# Can goats overfeed on alfalfa hay?



## junkprospector (Sep 19, 2013)

my goats pretty much have access to alfalfa hay free choice. they're 2 little Nigerian Dwarf goats, born in June, so not full grown yet. In two weeks, they've gone through a bale of Hay. I'm wondering if this is a normal consumption rate or if they are gluttonous pigs and need to be rationed. They seem to just love eating. Should i cut them off, of keep it free choice for them?


----------



## SheepGirl (Sep 19, 2013)

How much does the bale weigh? If it is a 40 lb bale, that is 2.85 lbs of hay each day, which is almost 1.5 lbs of hay per goat. That is a normal amount if your goats are 40-50 lbs.


----------



## ksalvagno (Sep 19, 2013)

Do they get any forage or grain? If the only thing they have is hay, that will make a difference too.


----------



## OneFineAcre (Sep 19, 2013)

SheepGirl said:
			
		

> How much does the bale weigh? If it is a 40 lb bale, that is 2.85 lbs of hay each day, which is almost 1.5 lbs of hay per goat. That is a normal amount if your goats are 40-50 lbs.

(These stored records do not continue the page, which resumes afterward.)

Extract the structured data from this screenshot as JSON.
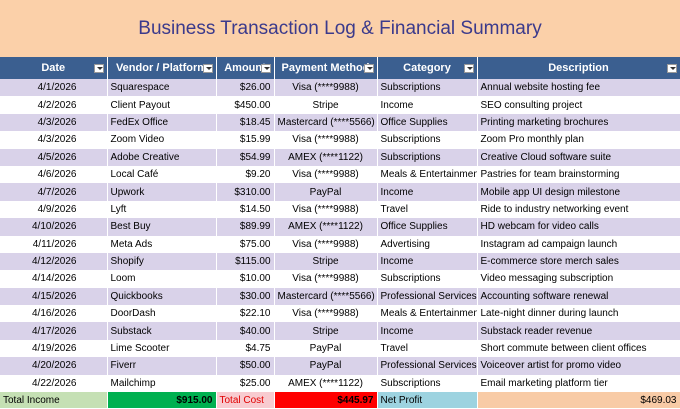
{
  "header": {
    "title": "Business Transaction Log & Financial Summary"
  },
  "table": {
    "columns": [
      "Date",
      "Vendor / Platform",
      "Amount",
      "Payment Method",
      "Category",
      "Description"
    ],
    "rows": [
      [
        "4/1/2026",
        "Squarespace",
        "$26.00",
        "Visa (****9988)",
        "Subscriptions",
        "Annual website hosting fee"
      ],
      [
        "4/2/2026",
        "Client Payout",
        "$450.00",
        "Stripe",
        "Income",
        "SEO consulting project"
      ],
      [
        "4/3/2026",
        "FedEx Office",
        "$18.45",
        "Mastercard (****5566)",
        "Office Supplies",
        "Printing marketing brochures"
      ],
      [
        "4/3/2026",
        "Zoom Video",
        "$15.99",
        "Visa (****9988)",
        "Subscriptions",
        "Zoom Pro monthly plan"
      ],
      [
        "4/5/2026",
        "Adobe Creative",
        "$54.99",
        "AMEX (****1122)",
        "Subscriptions",
        "Creative Cloud software suite"
      ],
      [
        "4/6/2026",
        "Local Café",
        "$9.20",
        "Visa (****9988)",
        "Meals & Entertainment",
        "Pastries for team brainstorming"
      ],
      [
        "4/7/2026",
        "Upwork",
        "$310.00",
        "PayPal",
        "Income",
        "Mobile app UI design milestone"
      ],
      [
        "4/9/2026",
        "Lyft",
        "$14.50",
        "Visa (****9988)",
        "Travel",
        "Ride to industry networking event"
      ],
      [
        "4/10/2026",
        "Best Buy",
        "$89.99",
        "AMEX (****1122)",
        "Office Supplies",
        "HD webcam for video calls"
      ],
      [
        "4/11/2026",
        "Meta Ads",
        "$75.00",
        "Visa (****9988)",
        "Advertising",
        "Instagram ad campaign launch"
      ],
      [
        "4/12/2026",
        "Shopify",
        "$115.00",
        "Stripe",
        "Income",
        "E-commerce store merch sales"
      ],
      [
        "4/14/2026",
        "Loom",
        "$10.00",
        "Visa (****9988)",
        "Subscriptions",
        "Video messaging subscription"
      ],
      [
        "4/15/2026",
        "Quickbooks",
        "$30.00",
        "Mastercard (****5566)",
        "Professional Services",
        "Accounting software renewal"
      ],
      [
        "4/16/2026",
        "DoorDash",
        "$22.10",
        "Visa (****9988)",
        "Meals & Entertainment",
        "Late-night dinner during launch"
      ],
      [
        "4/17/2026",
        "Substack",
        "$40.00",
        "Stripe",
        "Income",
        "Substack reader revenue"
      ],
      [
        "4/19/2026",
        "Lime Scooter",
        "$4.75",
        "PayPal",
        "Travel",
        "Short commute between client offices"
      ],
      [
        "4/20/2026",
        "Fiverr",
        "$50.00",
        "PayPal",
        "Professional Services",
        "Voiceover artist for promo video"
      ],
      [
        "4/22/2026",
        "Mailchimp",
        "$25.00",
        "AMEX (****1122)",
        "Subscriptions",
        "Email marketing platform tier"
      ]
    ]
  },
  "footer": {
    "total_income_label": "Total Income",
    "total_income": "$915.00",
    "total_cost_label": "Total Cost",
    "total_cost": "$445.97",
    "net_profit_label": "Net Profit",
    "net_profit": "$469.03"
  }
}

An ND born in June does not weigh 40-50 lbs.  Probably half that.  Of course these may weigh that much if they are eating that much alfalfa


----------



## junkprospector (Sep 19, 2013)

yeah, the goats weigh maybe 20 lbs a piece. no substancial forage or grain... should i add some grain into their feed mix? its probably a 40 lb bale, 48" x 24" x 24" are the dimensions.

maybe 5 lbs to waste i bet..
(35 lbs of hay/14 days = 2.5 lbs of hay eaten a day)
/2 goats = 

1.25 lbs of hay a day per goat (20-25 pound goat)
does that sound about right? I can't remember what percentage of their weight they are supposed to be eating per day...


----------



## elevan (Sep 20, 2013)

A non working / producing goat doesn't _need_ grain.

My goats were fed unlimited alfalfa pellets and unlimited hay in the winter.  In spring thru fall they existed on forage alone.


----------



## junkprospector (Sep 20, 2013)

Yeah, our Doe won't be bred until January, so i think we're OK. I guess i'll just keep an eye on them. Does 1.25 lbs per 20 pound Nigerian Dwarf goat seem about right?


----------



## OneFineAcre (Sep 20, 2013)

Do you think they are too fat?

Show us some pictures

We love pics.

With no substantial forage, you may be feeding them just right.


----------



## Moonshine (Sep 20, 2013)

I know you guys know more than I do about this kind of thing but if they were just born in June and aren't getting any forage, just the hay, wouldn't they need some grain?


----------



## elevan (Sep 21, 2013)

If it's good quality hay then, no they don't need grain.


----------



## junkprospector (Sep 23, 2013)

Here's a pic of the two of them. They look like a healthy weight to me, but i don't have any comparison. they're in good spirits and very playful and affectionate.


----------



## OneFineAcre (Sep 23, 2013)

They look healthy to me.


----------



## elevan (Sep 23, 2013)

x2 on looking healthy!


----------